7. Amazon web services IoT :
AWS IoT analytics solutions help users to connect devices to the cloud as well as to each other. It authentication techniques such as uses device gateways and IoT device SDKs to connect. AWS IoT Analytics is a fully managed service that of course makes analysis easy. It can analyze data from millions of devices and build fast, efficient as well as responsive IoT applications without managing hardware or infrastructure and lower latency.
Compelling Features :
Easily run queries on IoT data: AWS IoT Analytics can simply run ad-hoc queries by using the SQL query engine. It also provides a series of non-overlapping, contiguous time windows to perform analysis on new, incremental data.
Tools for machine learning: It is easy to apply machine learning to IoT data because of Jupyter notebooks. It can directly connect IoT data to the notebook and build, train, as well as execute models right from the AWS IoT Analytics console.

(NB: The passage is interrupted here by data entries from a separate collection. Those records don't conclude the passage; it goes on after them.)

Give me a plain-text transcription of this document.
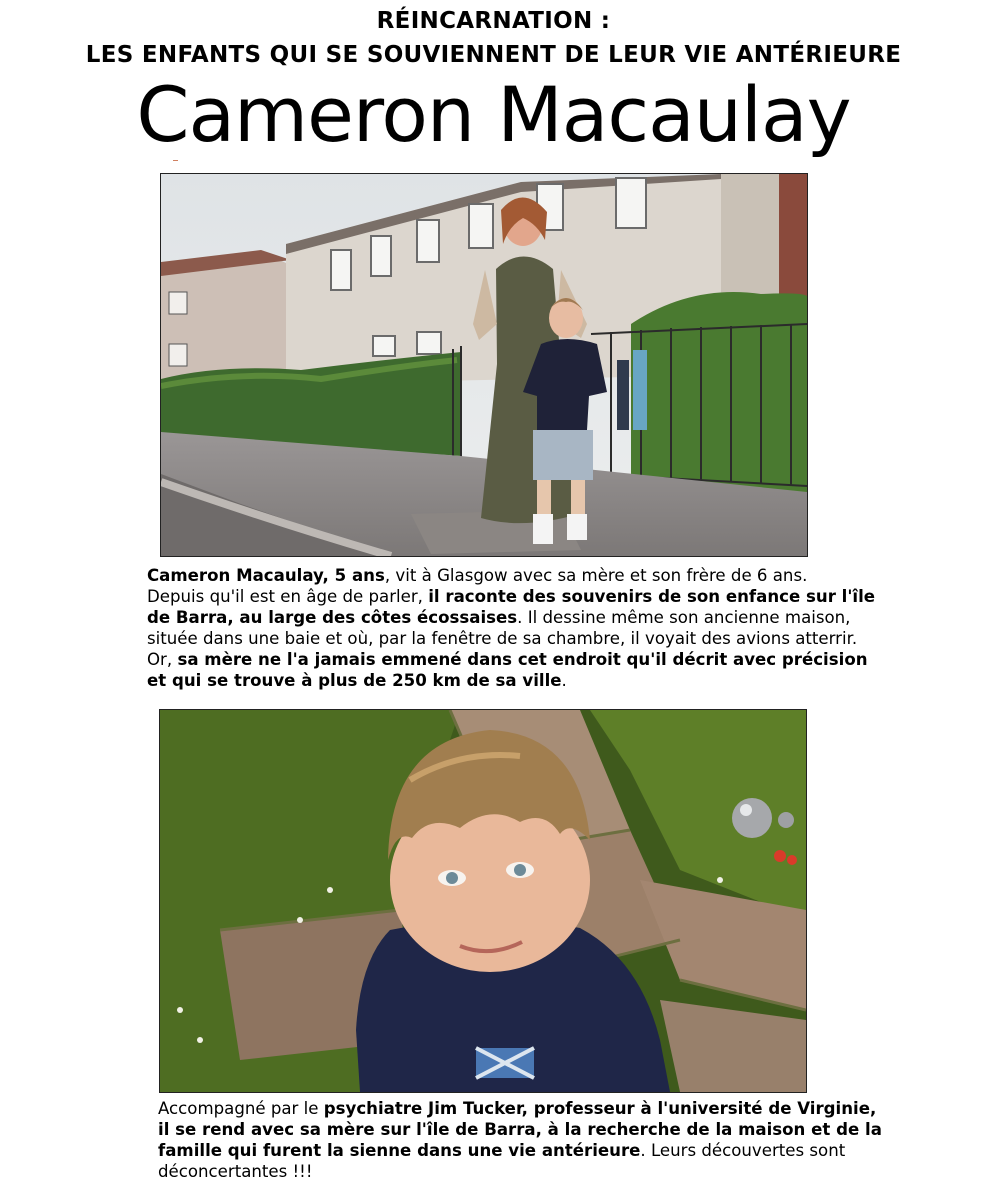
RÉINCARNATION :
LES ENFANTS QUI SE SOUVIENNENT DE LEUR VIE ANTÉRIEURE
Cameron Macaulay
Cameron Macaulay, 5 ans, vit à Glasgow avec sa mère et son frère de 6 ans.
Depuis qu'il est en âge de parler, il raconte des souvenirs de son enfance sur l'île
de Barra, au large des côtes écossaises. Il dessine même son ancienne maison,
située dans une baie et où, par la fenêtre de sa chambre, il voyait des avions atterrir.
Or, sa mère ne l'a jamais emmené dans cet endroit qu'il décrit avec précision
et qui se trouve à plus de 250 km de sa ville.
Accompagné par le psychiatre Jim Tucker, professeur à l'université de Virginie,
il se rend avec sa mère sur l'île de Barra, à la recherche de la maison et de la
famille qui furent la sienne dans une vie antérieure. Leurs découvertes sont
déconcertantes !!!
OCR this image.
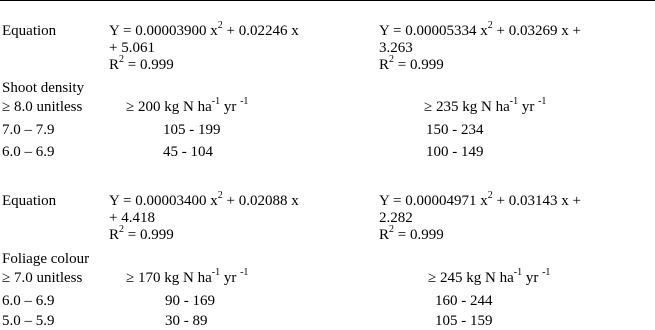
Equation	Y = 0.00003900 $x^2 + 0.02246$ x	Y = 0.00005334 $x^2 + 0.03269$ x +
+ 5.061	3.263
$R^2 = 0.999$	$R^2 = 0.999$
Shoot density
≥ 8.0 unitless	≥ 200 kg N $ha^{-1}$ yr $^{-1}$	≥ 235 kg N $ha^{-1}$ yr $^{-1}$
7.0 – 7.9	105 - 199	150 - 234
6.0 – 6.9	45 - 104	100 - 149
Equation	Y = 0.00003400 $x^2 + 0.02088$ x	Y = 0.00004971 $x^2 + 0.03143$ x +
+ 4.418	2.282
$R^2 = 0.999$	$R^2 = 0.999$
Foliage colour
≥ 7.0 unitless	≥ 170 kg N $ha^{-1}$ yr $^{-1}$	≥ 245 kg N $ha^{-1}$ yr $^{-1}$
6.0 – 6.9	90 - 169	160 - 244
5.0 – 5.9	30 - 89	105 - 159
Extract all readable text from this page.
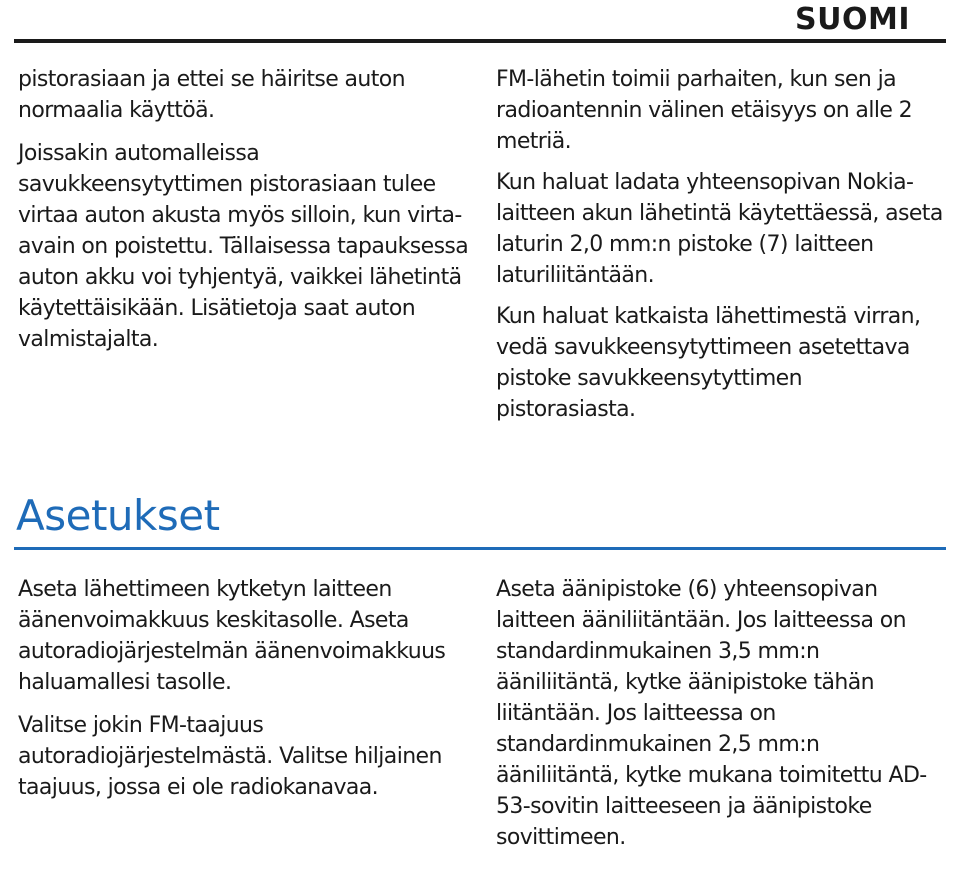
SUOMI

pistorasiaan ja ettei se häiritse auton normaalia käyttöä.

Joissakin automalleissa savukkeensytyttimen pistorasiaan tulee virtaa auton akusta myös silloin, kun virta-avain on poistettu. Tällaisessa tapauksessa auton akku voi tyhjentyä, vaikkei lähetintä käytettäisikään. Lisätietoja saat auton valmistajalta.

FM-lähetin toimii parhaiten, kun sen ja radioantennin välinen etäisyys on alle 2 metriä.

Kun haluat ladata yhteensopivan Nokia-laitteen akun lähetintä käytettäessä, aseta laturin 2,0 mm:n pistoke (7) laitteen laturiliitäntään.

Kun haluat katkaista lähettimestä virran, vedä savukkeensytyttimeen asetettava pistoke savukkeensytyttimen pistorasiasta.

Asetukset

Aseta lähettimeen kytketyn laitteen äänenvoimakkuus keskitasolle. Aseta autoradiojärjestelmän äänenvoimakkuus haluamallesi tasolle.

Valitse jokin FM-taajuus autoradiojärjestelmästä. Valitse hiljainen taajuus, jossa ei ole radiokanavaa.

Aseta äänipistoke (6) yhteensopivan laitteen ääniliitäntään. Jos laitteessa on standardinmukainen 3,5 mm:n ääniliitäntä, kytke äänipistoke tähän liitäntään. Jos laitteessa on standardinmukainen 2,5 mm:n ääniliitäntä, kytke mukana toimitettu AD-53-sovitin laitteeseen ja äänipistoke sovittimeen.
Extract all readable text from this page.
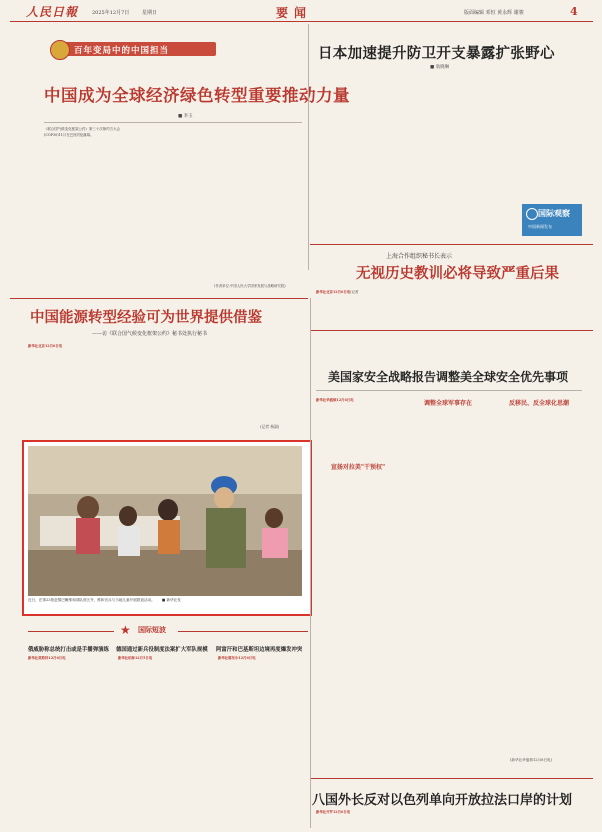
人民日報	2025年12月7日	星期日	要闻	版面编辑 邓恒 黄永辉 谢骏	4
百年变局中的中国担当
中国成为全球经济绿色转型重要推动力量
■ 李玉

《联合国气候变化框架公约》第三十次缔约方大会(COP30)11月在巴西贝伦落幕。

(作者单位:中国人民大学国家发展与战略研究院)
日本加速提升防卫开支暴露扩张野心
■ 翁晓琳
国际观察
中国新闻发布
上海合作组织秘书长表示
无视历史教训必将导致严重后果

新华社北京12月6日电(记者

中国能源转型经验可为世界提供借鉴
——访《联合国气候变化框架公约》秘书处执行秘书

新华社北京12月6日电

(记者 杨淑)
美国家安全战略报告调整美全球安全优先事项

新华社华盛顿12月6日电

宣扬对拉美"干预权"
调整全球军事存在	反移民、反全球化思潮
(新华社华盛顿12月6日电)
近日，在第23批赴黎巴嫩维和部队营区外，维和官兵与当地儿童开展联谊活动。 ■ 新华社发
★ 国际短波
俄威胁称总统打击或是手播弹演练	德国通过新兵役制度法案扩大军队规模	阿富汗和巴基斯坦边境再度爆发冲突

新华社莫斯科12月6日电	新华社柏林12月5日电	新华社喀布尔12月6日电

八国外长反对以色列单向开放拉法口岸的计划

新华社开罗12月6日电
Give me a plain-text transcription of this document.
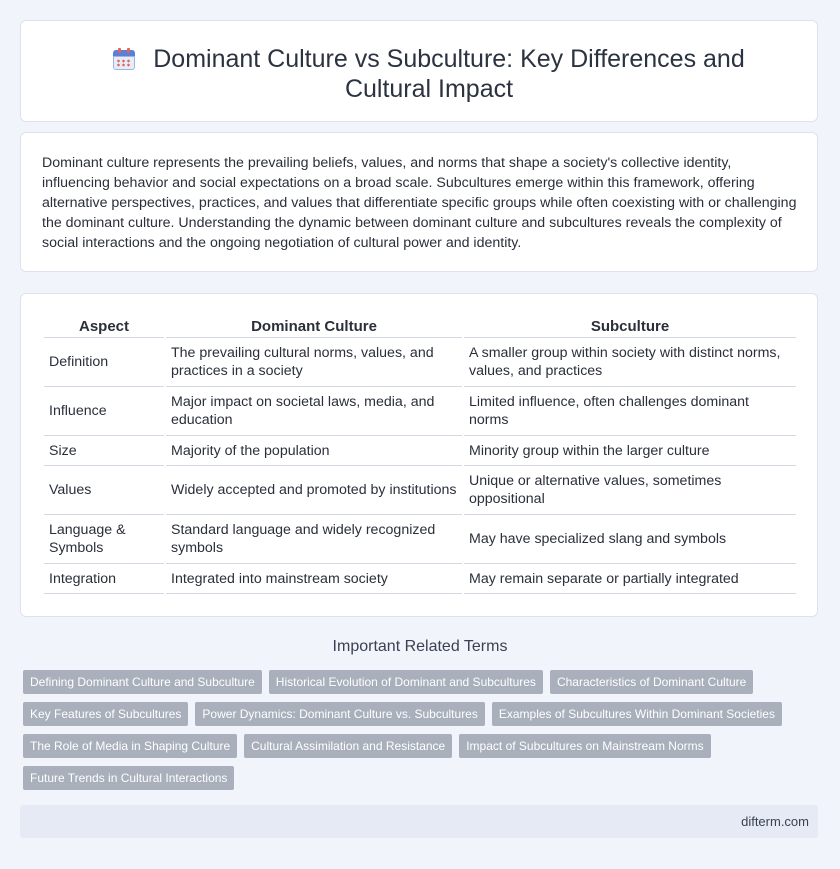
Dominant Culture vs Subculture: Key Differences and Cultural Impact

Dominant culture represents the prevailing beliefs, values, and norms that shape a society's collective identity, influencing behavior and social expectations on a broad scale. Subcultures emerge within this framework, offering alternative perspectives, practices, and values that differentiate specific groups while often coexisting with or challenging the dominant culture. Understanding the dynamic between dominant culture and subcultures reveals the complexity of social interactions and the ongoing negotiation of cultural power and identity.

Aspect	Dominant Culture	Subculture
Definition	The prevailing cultural norms, values, and practices in a society	A smaller group within society with distinct norms, values, and practices
Influence	Major impact on societal laws, media, and education	Limited influence, often challenges dominant norms
Size	Majority of the population	Minority group within the larger culture
Values	Widely accepted and promoted by institutions	Unique or alternative values, sometimes oppositional
Language & Symbols	Standard language and widely recognized symbols	May have specialized slang and symbols
Integration	Integrated into mainstream society	May remain separate or partially integrated
Important Related Terms
Defining Dominant Culture and Subculture	Historical Evolution of Dominant and Subcultures	Characteristics of Dominant Culture
Key Features of Subcultures	Power Dynamics: Dominant Culture vs. Subcultures	Examples of Subcultures Within Dominant Societies
The Role of Media in Shaping Culture	Cultural Assimilation and Resistance	Impact of Subcultures on Mainstream Norms
Future Trends in Cultural Interactions
difterm.com
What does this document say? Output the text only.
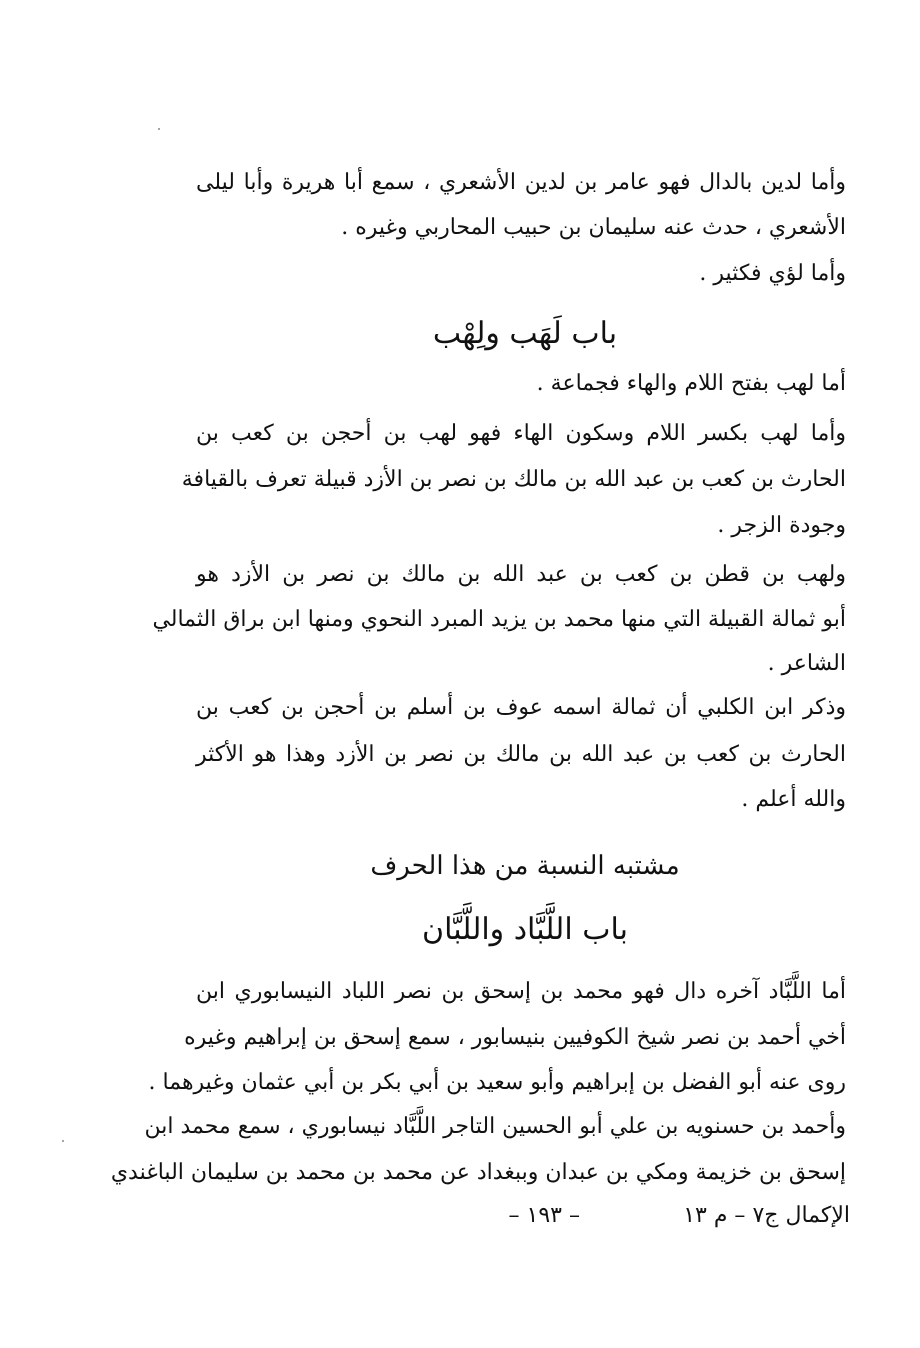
وأما لدين بالدال فهو عامر بن لدين الأشعري ، سمع أبا هريرة وأبا ليلى
الأشعري ، حدث عنه سليمان بن حبيب المحاربي وغيره .
وأما لؤي فكثير .
باب لَهَب ولِهْب
أما لهب بفتح اللام والهاء فجماعة .
وأما لهب بكسر اللام وسكون الهاء فهو لهب بن أحجن بن كعب بن
الحارث بن كعب بن عبد الله بن مالك بن نصر بن الأزد قبيلة تعرف بالقيافة
وجودة الزجر .
ولهب بن قطن بن كعب بن عبد الله بن مالك بن نصر بن الأزد هو
أبو ثمالة القبيلة التي منها محمد بن يزيد المبرد النحوي ومنها ابن براق الثمالي
الشاعر .
وذكر ابن الكلبي أن ثمالة اسمه عوف بن أسلم بن أحجن بن كعب بن
الحارث بن كعب بن عبد الله بن مالك بن نصر بن الأزد وهذا هو الأكثر
والله أعلم .
مشتبه النسبة من هذا الحرف
باب اللَّبَّاد واللَّبَّان
أما اللَّبَّاد آخره دال فهو محمد بن إسحق بن نصر اللباد النيسابوري ابن
أخي أحمد بن نصر شيخ الكوفيين بنيسابور ، سمع إسحق بن إبراهيم وغيره
روى عنه أبو الفضل بن إبراهيم وأبو سعيد بن أبي بكر بن أبي عثمان وغيرهما .
وأحمد بن حسنويه بن علي أبو الحسين التاجر اللَّبَّاد نيسابوري ، سمع محمد ابن
إسحق بن خزيمة ومكي بن عبدان وببغداد عن محمد بن محمد بن سليمان الباغندي
الإكمال ج٧ – م ١٣
– ١٩٣ –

8. Cisco Connected Streaming Analytics :
CSA is a tool that is providing the organization the potential to manage data effectively without any compromise in speed and real-time streaming despite multitasking. This platform streams live data from multiple sources for real-time insight with big data views.
Compelling Feature :
Firstly, CSA lets the user detect any issue, possible risks as well as the opportunity to work in the right way.
Secondly, With these predictive analytics, CSA gives an upper edge to the organization in front of the others.
9. Oracle Edge Analytics And Stream Explorer :
Oracle’s analytics platform is divided into two pieces, firstly the Stream Explorer, which collects data in the cloud or enterprise, and secondly Edge Analytics, which filters, correlates, processes, and aggregates data on embedded devices. These two tools enable out-of-the-box analytics that detects patterns in streams for vertical markets in particular.
Compelling Features :
Oracle Edge Analytics enables designing, defining, development, as well as implementing event
processing applications that not only meet embedded device requirements but perform to the highest levels of today’s intelligent systems
10. PTC ThingWorx Analytics :
ThingWorx Analytics is designed particularly to tackle the volume, velocity, and variety of challenges of IoT data analysis. Solutions are enhanced with sophisticated analytics made available to users via simple, intuitive user interfaces, easy-to-understand information as well as visualizations. ThingWorx also provides web and mobile applications to enable runtime capabilities, providing rapid development of role-based user experiences.
Compelling Features :
Firstly, it turns raw industrial IoT data into predictive insights and secondly it detects anomalies in real-time.